Tuesday, October 14, 2008

Perception Management

I was talking to my students today about the focus on image and marginalisation of substantial policy from much of the political communication that is made mainstream. In other words the stuff that is promoted to us is more about building a perception of the man rather than telling us what the man will do when elected. The following video is a prime example.

The link is sent around by email saying that his opponents are asking 'who is Barack Obama'. His campaign team's response is to: "share a video of personal moments from behind the scenes at the Democratic National Convention in Denver, so you can see Barack and Michelle as they are -- decent, warm, and kind people with a loving family". It is a fly on the wall style video, well done yet appearing to capture private moments - a cynic would wonder how much is staged and whether anyone can act normally when a camera is pointed at them. But the broader picture is also whether this is asking the US voter to vote Obama simply because he is a nice guy, a family guy, a guy 'like you' or just to get them interested and involved to collect further information. While the latter may be an aspiration is the former more likely in reality and if so does this have a negative impact on how informed voters actually are?

1 comment:

Anonymous said...

th all due respect, and while admitting I am a biased Obama supporter, the Obama camp needs to put out such messages for many reasons:
1. to respond to McCain's nasty attacks, making ignorant followers believe he is advised by a terrorist and the most fevernt of their followers hating and fearing him, even believeing he is a terrorist.

2. people are not sure about him b/c of race. While no one goes there publicly, it is safe to acknowledge that many would be voters for him "aren't quite sure" or say, "there's just something about him."
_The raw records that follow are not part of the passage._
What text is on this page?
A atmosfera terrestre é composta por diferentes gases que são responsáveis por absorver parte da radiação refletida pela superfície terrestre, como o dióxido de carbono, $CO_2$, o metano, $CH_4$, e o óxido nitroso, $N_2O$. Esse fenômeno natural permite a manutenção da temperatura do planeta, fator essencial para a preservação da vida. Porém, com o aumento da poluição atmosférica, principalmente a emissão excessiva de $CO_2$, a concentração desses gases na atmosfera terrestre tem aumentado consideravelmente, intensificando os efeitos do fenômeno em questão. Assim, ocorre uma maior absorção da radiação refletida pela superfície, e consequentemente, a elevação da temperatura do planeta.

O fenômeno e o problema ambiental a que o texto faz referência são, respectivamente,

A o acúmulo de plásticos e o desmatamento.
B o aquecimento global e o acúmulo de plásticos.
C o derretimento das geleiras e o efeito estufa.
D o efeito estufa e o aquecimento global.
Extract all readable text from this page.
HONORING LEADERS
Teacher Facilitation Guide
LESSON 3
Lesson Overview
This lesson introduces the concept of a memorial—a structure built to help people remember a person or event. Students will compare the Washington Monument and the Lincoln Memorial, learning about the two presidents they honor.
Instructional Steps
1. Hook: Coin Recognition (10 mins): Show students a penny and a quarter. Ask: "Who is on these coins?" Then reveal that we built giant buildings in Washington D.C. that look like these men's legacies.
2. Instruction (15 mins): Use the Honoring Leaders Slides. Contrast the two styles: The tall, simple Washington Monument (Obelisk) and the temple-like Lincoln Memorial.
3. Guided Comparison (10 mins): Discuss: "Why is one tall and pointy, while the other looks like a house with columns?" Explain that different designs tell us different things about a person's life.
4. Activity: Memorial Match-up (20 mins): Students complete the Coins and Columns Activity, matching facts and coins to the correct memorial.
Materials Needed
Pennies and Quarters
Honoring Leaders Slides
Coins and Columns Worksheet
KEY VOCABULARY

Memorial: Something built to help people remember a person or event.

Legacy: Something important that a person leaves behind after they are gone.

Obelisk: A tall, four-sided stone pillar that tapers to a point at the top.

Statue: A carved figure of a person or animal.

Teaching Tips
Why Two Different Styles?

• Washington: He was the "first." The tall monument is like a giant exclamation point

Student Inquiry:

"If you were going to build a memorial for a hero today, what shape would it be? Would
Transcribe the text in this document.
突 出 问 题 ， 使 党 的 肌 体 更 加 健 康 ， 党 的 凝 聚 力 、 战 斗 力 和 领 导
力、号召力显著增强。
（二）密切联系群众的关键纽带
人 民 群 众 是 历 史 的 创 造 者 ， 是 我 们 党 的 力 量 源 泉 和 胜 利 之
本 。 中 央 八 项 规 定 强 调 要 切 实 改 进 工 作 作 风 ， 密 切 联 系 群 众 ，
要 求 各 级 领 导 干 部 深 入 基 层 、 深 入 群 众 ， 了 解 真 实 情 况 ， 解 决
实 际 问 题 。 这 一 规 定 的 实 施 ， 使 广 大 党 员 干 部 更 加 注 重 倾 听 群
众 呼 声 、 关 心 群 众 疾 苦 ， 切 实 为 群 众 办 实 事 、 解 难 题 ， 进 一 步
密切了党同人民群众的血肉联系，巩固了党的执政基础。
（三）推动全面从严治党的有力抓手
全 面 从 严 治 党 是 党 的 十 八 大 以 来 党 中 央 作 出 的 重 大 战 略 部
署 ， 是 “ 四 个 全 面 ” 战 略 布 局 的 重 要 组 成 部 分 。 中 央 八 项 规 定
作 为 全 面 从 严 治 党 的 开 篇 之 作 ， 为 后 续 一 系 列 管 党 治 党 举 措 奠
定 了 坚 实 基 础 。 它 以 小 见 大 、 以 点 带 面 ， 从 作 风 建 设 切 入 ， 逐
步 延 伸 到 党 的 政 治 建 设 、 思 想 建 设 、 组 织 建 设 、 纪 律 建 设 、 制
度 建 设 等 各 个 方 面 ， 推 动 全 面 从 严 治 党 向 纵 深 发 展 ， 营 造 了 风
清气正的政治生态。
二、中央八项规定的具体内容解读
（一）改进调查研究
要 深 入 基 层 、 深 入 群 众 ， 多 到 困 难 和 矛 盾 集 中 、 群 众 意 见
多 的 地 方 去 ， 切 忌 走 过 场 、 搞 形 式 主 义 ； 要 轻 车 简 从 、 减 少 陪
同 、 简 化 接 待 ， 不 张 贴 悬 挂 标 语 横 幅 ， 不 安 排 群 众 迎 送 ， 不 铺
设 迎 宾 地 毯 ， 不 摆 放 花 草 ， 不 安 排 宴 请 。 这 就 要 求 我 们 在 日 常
3. As you noted, the camp is repsonding to questions of "Who is Barack Obama?", so they give a snippet of personal, behind-the-scenes look, responding to the question.

4. There are more points to make, but let's acknowledge as well that many of the masses vote or are influenced by looks and personal characteristics. The initial Palin bandwagon is a prime example, but once her substance was questioned, many people started to "see" her differently.

You have a valid point; both camps try to present their candidate as a personable person, someone you would like to spend time with, but that is in response to the populace that would cast their crucial votes on such superficial things.

You imply with your questioning that the Obama camp would have us vote on image and not substance. When you compare what the two candidates have presented to the country thus far in substance, both through their words and websites, it is clear that Obama has presented more substance. he has also been more consistent in his message and plans, revising them only to meet the newfound realities of the financial crisis.